School districts must solicit input on the design of a plan from staff at the school, parents, and the community, including at an open meeting, and may subsequently adopt a plan for the additional 20 days at a public hearing.
The pilot program must include an evaluation of the effectiveness of the program, an examination of student academic progress, and a recommendation of whether 20 days is the optimal number of days to be provided as additional support.
The Council must encourage school districts, including those identified to potentially implement the pilot program, to combat summer learning loss using a program as described above using local or grant funding.
Fiscal Note: Available. New fiscal note requested on February 11, 2014.
Committee/Commission/Task Force Created: No.
Effective Date: The bill contains an emergency clause and takes effect immediately.
Staff Summary of Public Testimony on Original Bill (Early Learning & K-12 Education): PRO: Summer learning loss is a critical problem that we must address. Almost every student experiences summer learning loss; some more than others. Studies show that two-thirds of most students' summer learning loss occur in elementary school and disproportionally impact students who already experience educational opportunity gaps. This is not summer school but school with all its structure for all students in the school so there is no stigma. Funding would not be required until next biennium. All students do not learn in the same way or in the same amount of time and that is why extended learning opportunities outside of the school day and the school calendar are so important. The additional 20 days aligns with research that shows that additional time spent on academics leads to greater student learning. These added days should be compulsory attendance days. The application to participate in the pilot should require a plan to collect data during the 2014 school year on student and teacher absences, student discipline, and student assessment scores to help with the evaluation of the pilot. The pilot should be open to school districts who want to have a balanced calendar not just add days at the beginning and end. If the pilot is scaled back due to the cost then make sure that enough of the program is kept to have a valid evaluation. School districts know that summer learning loss is a problem but are struggling to provide summer programs to address it. A major barrier to accessing programs outside the school is often transportation so we are glad to see that funds may be used for transportation. Funding for this program needs to be part of basic education. Grants go away and the funding needs to be continued to fully address the problem.
OTHER: I recommend including the 3:00 p.m. to 6:00 p.m. timeframe as part of the program and including evidence-based practices that are fun to address summer learning loss.
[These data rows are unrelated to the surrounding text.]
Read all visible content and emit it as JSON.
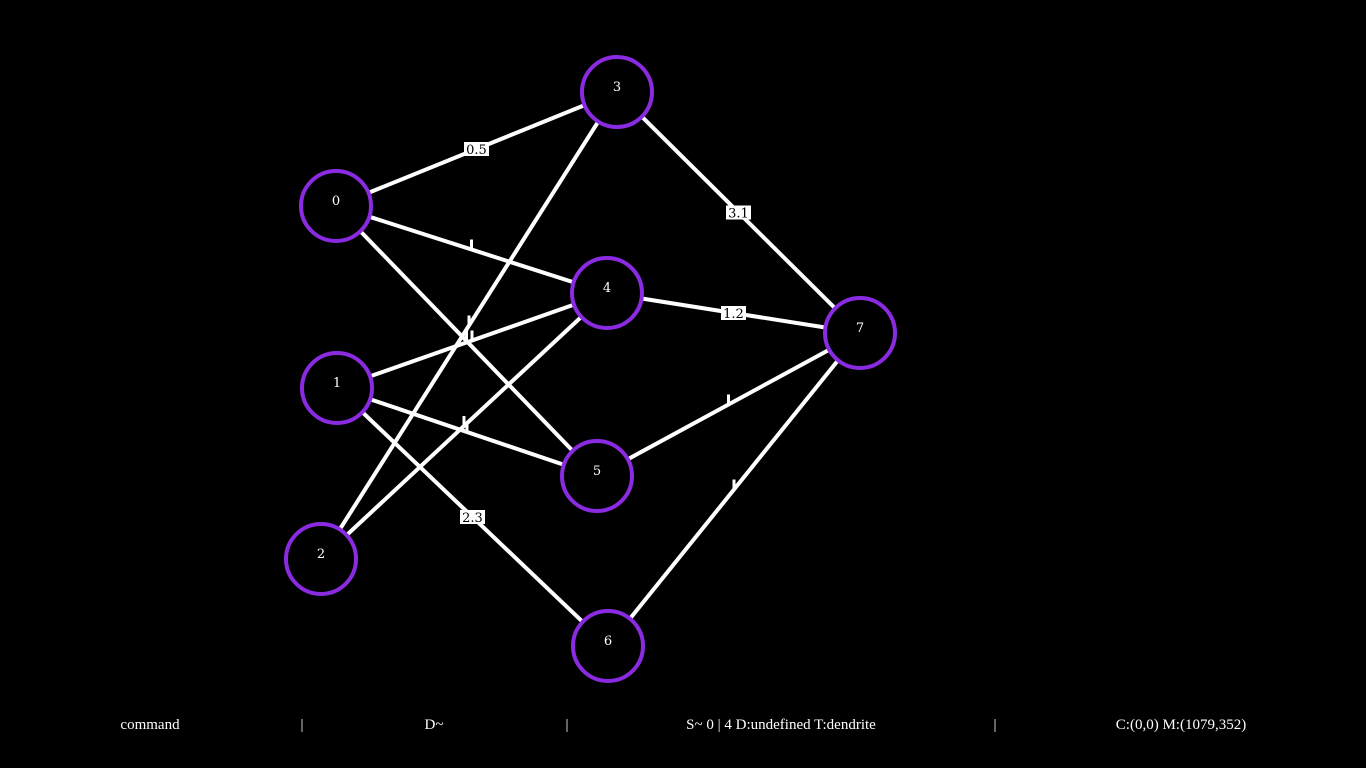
{
  "theme": {
    "background": "#000000",
    "edge_color": "#ffffff",
    "node_stroke": "#8a2be2",
    "node_fill": "#000000",
    "node_text": "#ffffff",
    "label_bg": "#ffffff",
    "label_text": "#000000"
  },
  "network": {
    "nodes": [
      {
        "id": "0",
        "label": "0"
      },
      {
        "id": "1",
        "label": "1"
      },
      {
        "id": "2",
        "label": "2"
      },
      {
        "id": "3",
        "label": "3"
      },
      {
        "id": "4",
        "label": "4"
      },
      {
        "id": "5",
        "label": "5"
      },
      {
        "id": "6",
        "label": "6"
      },
      {
        "id": "7",
        "label": "7"
      }
    ],
    "edges": [
      {
        "from": "0",
        "to": "3",
        "label": "0.5"
      },
      {
        "from": "0",
        "to": "4",
        "label": ""
      },
      {
        "from": "0",
        "to": "5",
        "label": ""
      },
      {
        "from": "1",
        "to": "4",
        "label": ""
      },
      {
        "from": "1",
        "to": "5",
        "label": ""
      },
      {
        "from": "1",
        "to": "6",
        "label": "2.3"
      },
      {
        "from": "2",
        "to": "3",
        "label": ""
      },
      {
        "from": "2",
        "to": "4",
        "label": ""
      },
      {
        "from": "3",
        "to": "7",
        "label": "3.1"
      },
      {
        "from": "4",
        "to": "7",
        "label": "1.2"
      },
      {
        "from": "5",
        "to": "7",
        "label": ""
      },
      {
        "from": "6",
        "to": "7",
        "label": ""
      }
    ]
  },
  "status_bar": {
    "mode": "command",
    "separator": "|",
    "draw_state": "D~",
    "selection": "S~ 0 | 4 D:undefined T:dendrite",
    "coords": "C:(0,0) M:(1079,352)"
  }
}
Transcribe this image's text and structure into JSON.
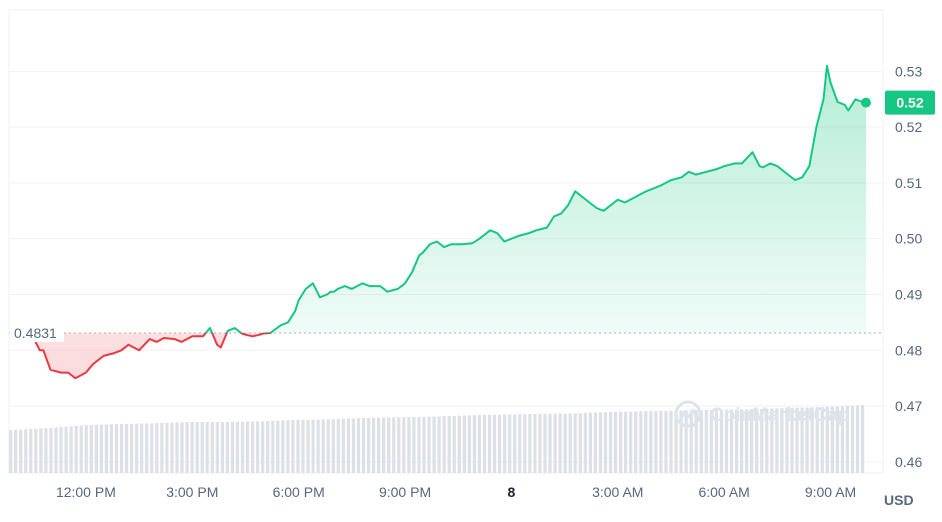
{
  "chart_data": {
    "type": "area",
    "title": "",
    "xlabel": "",
    "ylabel": "",
    "unit": "USD",
    "watermark": "CoinMarketCap",
    "ylim": [
      0.458,
      0.541
    ],
    "y_ticks": [
      0.46,
      0.47,
      0.48,
      0.49,
      0.5,
      0.51,
      0.52,
      0.53
    ],
    "y_tick_labels": [
      "0.46",
      "0.47",
      "0.48",
      "0.49",
      "0.50",
      "0.51",
      "0.52",
      "0.53"
    ],
    "x_ticks": [
      {
        "hours": 2,
        "label": "12:00 PM",
        "bold": false
      },
      {
        "hours": 5,
        "label": "3:00 PM",
        "bold": false
      },
      {
        "hours": 8,
        "label": "6:00 PM",
        "bold": false
      },
      {
        "hours": 11,
        "label": "9:00 PM",
        "bold": false
      },
      {
        "hours": 14,
        "label": "8",
        "bold": true
      },
      {
        "hours": 17,
        "label": "3:00 AM",
        "bold": false
      },
      {
        "hours": 20,
        "label": "6:00 AM",
        "bold": false
      },
      {
        "hours": 23,
        "label": "9:00 AM",
        "bold": false
      }
    ],
    "baseline": {
      "value": 0.4831,
      "label": "0.4831"
    },
    "current": {
      "value": 0.5244,
      "label": "0.52"
    },
    "colors": {
      "up": "#16c784",
      "down": "#ea3943",
      "grid": "#eff2f5",
      "baseline": "#a6b0c3",
      "volume": "#dde1e7",
      "axis_text": "#58667e"
    },
    "price_series": {
      "name": "",
      "x_hours": [
        0.0,
        0.1,
        0.2,
        0.3,
        0.5,
        0.7,
        0.8,
        1.0,
        1.3,
        1.5,
        1.7,
        2.0,
        2.2,
        2.5,
        2.8,
        3.0,
        3.2,
        3.5,
        3.8,
        4.0,
        4.2,
        4.5,
        4.7,
        5.0,
        5.3,
        5.5,
        5.7,
        5.8,
        6.0,
        6.2,
        6.3,
        6.4,
        6.5,
        6.7,
        6.9,
        7.0,
        7.2,
        7.5,
        7.7,
        7.9,
        8.0,
        8.2,
        8.4,
        8.6,
        8.8,
        8.9,
        9.0,
        9.1,
        9.3,
        9.5,
        9.8,
        10.0,
        10.3,
        10.5,
        10.8,
        11.0,
        11.2,
        11.4,
        11.5,
        11.7,
        11.9,
        12.1,
        12.3,
        12.6,
        12.9,
        13.1,
        13.4,
        13.6,
        13.8,
        14.0,
        14.2,
        14.5,
        14.7,
        15.0,
        15.2,
        15.4,
        15.6,
        15.8,
        16.0,
        16.2,
        16.4,
        16.6,
        16.8,
        17.0,
        17.2,
        17.5,
        17.8,
        18.0,
        18.2,
        18.5,
        18.8,
        19.0,
        19.2,
        19.5,
        19.8,
        20.0,
        20.3,
        20.5,
        20.8,
        21.0,
        21.1,
        21.3,
        21.5,
        21.8,
        22.0,
        22.2,
        22.4,
        22.6,
        22.8,
        22.9,
        23.0,
        23.2,
        23.4,
        23.5,
        23.7,
        23.9,
        24.0
      ],
      "values": [
        0.4831,
        0.4825,
        0.4818,
        0.482,
        0.4825,
        0.48,
        0.48,
        0.4765,
        0.476,
        0.476,
        0.475,
        0.476,
        0.4775,
        0.479,
        0.4795,
        0.48,
        0.481,
        0.48,
        0.482,
        0.4815,
        0.4822,
        0.482,
        0.4815,
        0.4825,
        0.4825,
        0.484,
        0.481,
        0.4805,
        0.4835,
        0.484,
        0.4835,
        0.483,
        0.4828,
        0.4825,
        0.4828,
        0.483,
        0.4831,
        0.4845,
        0.485,
        0.487,
        0.489,
        0.491,
        0.492,
        0.4895,
        0.49,
        0.4905,
        0.4905,
        0.491,
        0.4915,
        0.491,
        0.492,
        0.4915,
        0.4915,
        0.4905,
        0.491,
        0.492,
        0.494,
        0.497,
        0.4975,
        0.499,
        0.4995,
        0.4985,
        0.499,
        0.499,
        0.4992,
        0.5,
        0.5015,
        0.501,
        0.4995,
        0.5,
        0.5005,
        0.501,
        0.5015,
        0.502,
        0.504,
        0.5045,
        0.506,
        0.5085,
        0.5075,
        0.5065,
        0.5055,
        0.505,
        0.506,
        0.507,
        0.5065,
        0.5075,
        0.5085,
        0.509,
        0.5095,
        0.5105,
        0.511,
        0.512,
        0.5115,
        0.512,
        0.5125,
        0.513,
        0.5135,
        0.5135,
        0.5155,
        0.513,
        0.5128,
        0.5135,
        0.513,
        0.5115,
        0.5105,
        0.511,
        0.513,
        0.52,
        0.525,
        0.531,
        0.528,
        0.5245,
        0.524,
        0.523,
        0.525,
        0.5245,
        0.5244
      ]
    },
    "volume_series": {
      "name": "",
      "relative_values": [
        0.63,
        0.66,
        0.7,
        0.72,
        0.73,
        0.75,
        0.75,
        0.76,
        0.78,
        0.79,
        0.81,
        0.82,
        0.83,
        0.85,
        0.86,
        0.87,
        0.88,
        0.9,
        0.91,
        0.92,
        0.93,
        0.94,
        0.96,
        0.97,
        1.0
      ]
    }
  }
}
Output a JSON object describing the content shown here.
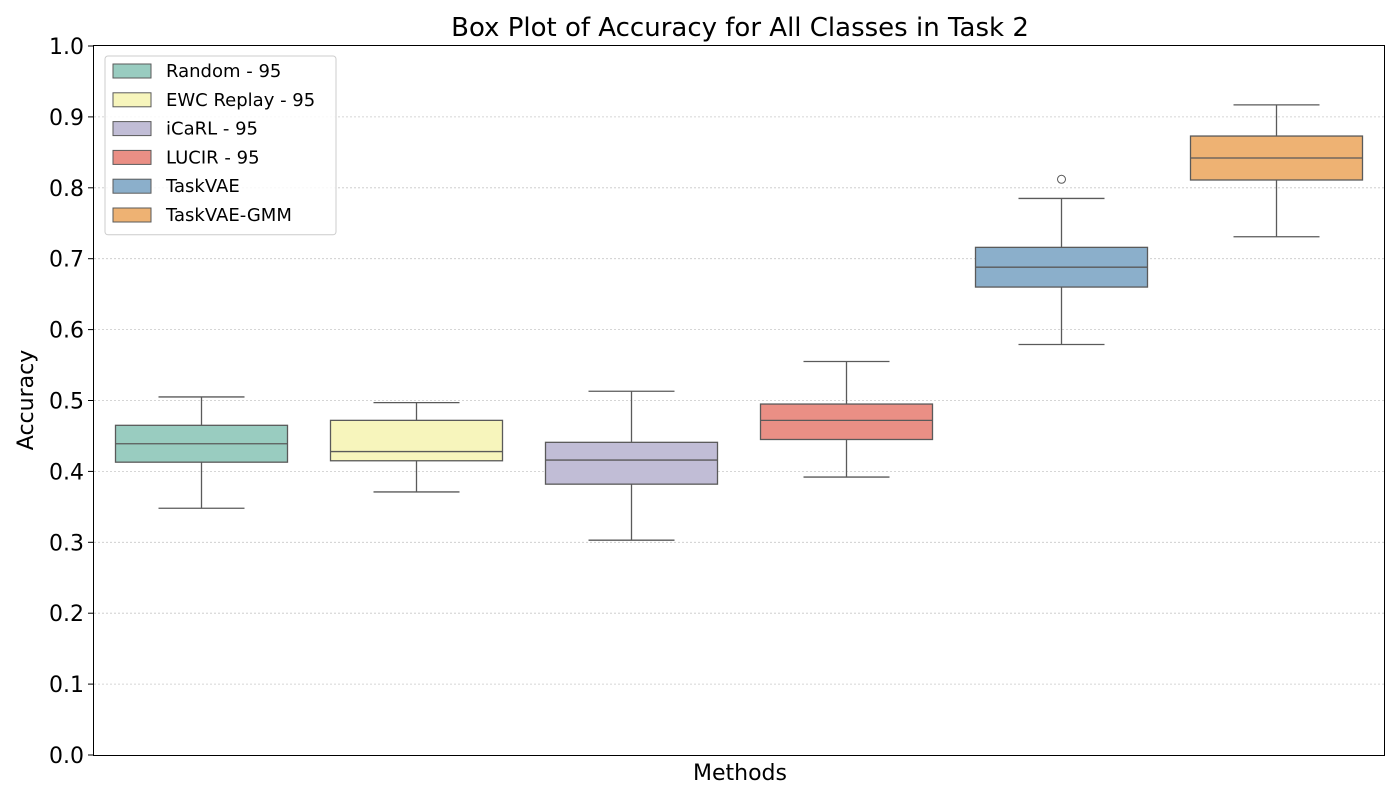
{
  "chart_data": {
    "type": "box",
    "title": "Box Plot of Accuracy for All Classes in Task 2",
    "xlabel": "Methods",
    "ylabel": "Accuracy",
    "ylim": [
      0.0,
      1.0
    ],
    "yticks": [
      0.0,
      0.1,
      0.2,
      0.3,
      0.4,
      0.5,
      0.6,
      0.7,
      0.8,
      0.9,
      1.0
    ],
    "ytick_labels": [
      "0.0",
      "0.1",
      "0.2",
      "0.3",
      "0.4",
      "0.5",
      "0.6",
      "0.7",
      "0.8",
      "0.9",
      "1.0"
    ],
    "grid": "horizontal dotted",
    "legend_position": "top-left",
    "series": [
      {
        "name": "Random - 95",
        "color": "#99ccc0",
        "whisker_low": 0.348,
        "q1": 0.413,
        "median": 0.439,
        "q3": 0.465,
        "whisker_high": 0.505,
        "outliers": []
      },
      {
        "name": "EWC Replay - 95",
        "color": "#f7f5bc",
        "whisker_low": 0.371,
        "q1": 0.415,
        "median": 0.428,
        "q3": 0.472,
        "whisker_high": 0.497,
        "outliers": []
      },
      {
        "name": "iCaRL - 95",
        "color": "#c1bdd6",
        "whisker_low": 0.303,
        "q1": 0.382,
        "median": 0.416,
        "q3": 0.441,
        "whisker_high": 0.513,
        "outliers": []
      },
      {
        "name": "LUCIR - 95",
        "color": "#ea8f85",
        "whisker_low": 0.392,
        "q1": 0.445,
        "median": 0.472,
        "q3": 0.495,
        "whisker_high": 0.555,
        "outliers": []
      },
      {
        "name": "TaskVAE",
        "color": "#8bafcb",
        "whisker_low": 0.579,
        "q1": 0.66,
        "median": 0.688,
        "q3": 0.716,
        "whisker_high": 0.785,
        "outliers": [
          0.812
        ]
      },
      {
        "name": "TaskVAE-GMM",
        "color": "#eeb273",
        "whisker_low": 0.731,
        "q1": 0.811,
        "median": 0.842,
        "q3": 0.873,
        "whisker_high": 0.917,
        "outliers": []
      }
    ]
  }
}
Persons Testifying (Early Learning & K-12 Education): PRO: Senator Billig, prime sponsor; Jan Link, Academic Link Outreach, Director; Karyssa Mathison, Larry Wewel, Academic Link Outreach; Phyllis Frank, former State Board of Education member, National Association for Year-Round Education; Frank Ordway, League of Education Voters; Marie Sullivan, WA State School Director's Assn.; Alex Hur, Equity in Education Coalition; Dave Larson, Tukwila School District; Julia Suliman, State Board of Education.
OTHER: Lynne Tucker, School's Out WA.
Staff Summary of Public Testimony on Recommended First Substitute (Ways & Means): PRO: This bill helps prevent summer learning loss. We are appreciative that this bill looks to change future policy by setting up a council to review best practices. Evidence of summer learning loss is profound. This bill starts the process of addressing summer learning opportunities in a systemic way. The role of the Council is critical to bring our community-based organizations and school districts together to address the challenges of our state's students.
Persons Testifying (Ways & Means): PRO: Alex Hur, Equity in Education Coalition; Frank Ordway, League of Education Voters.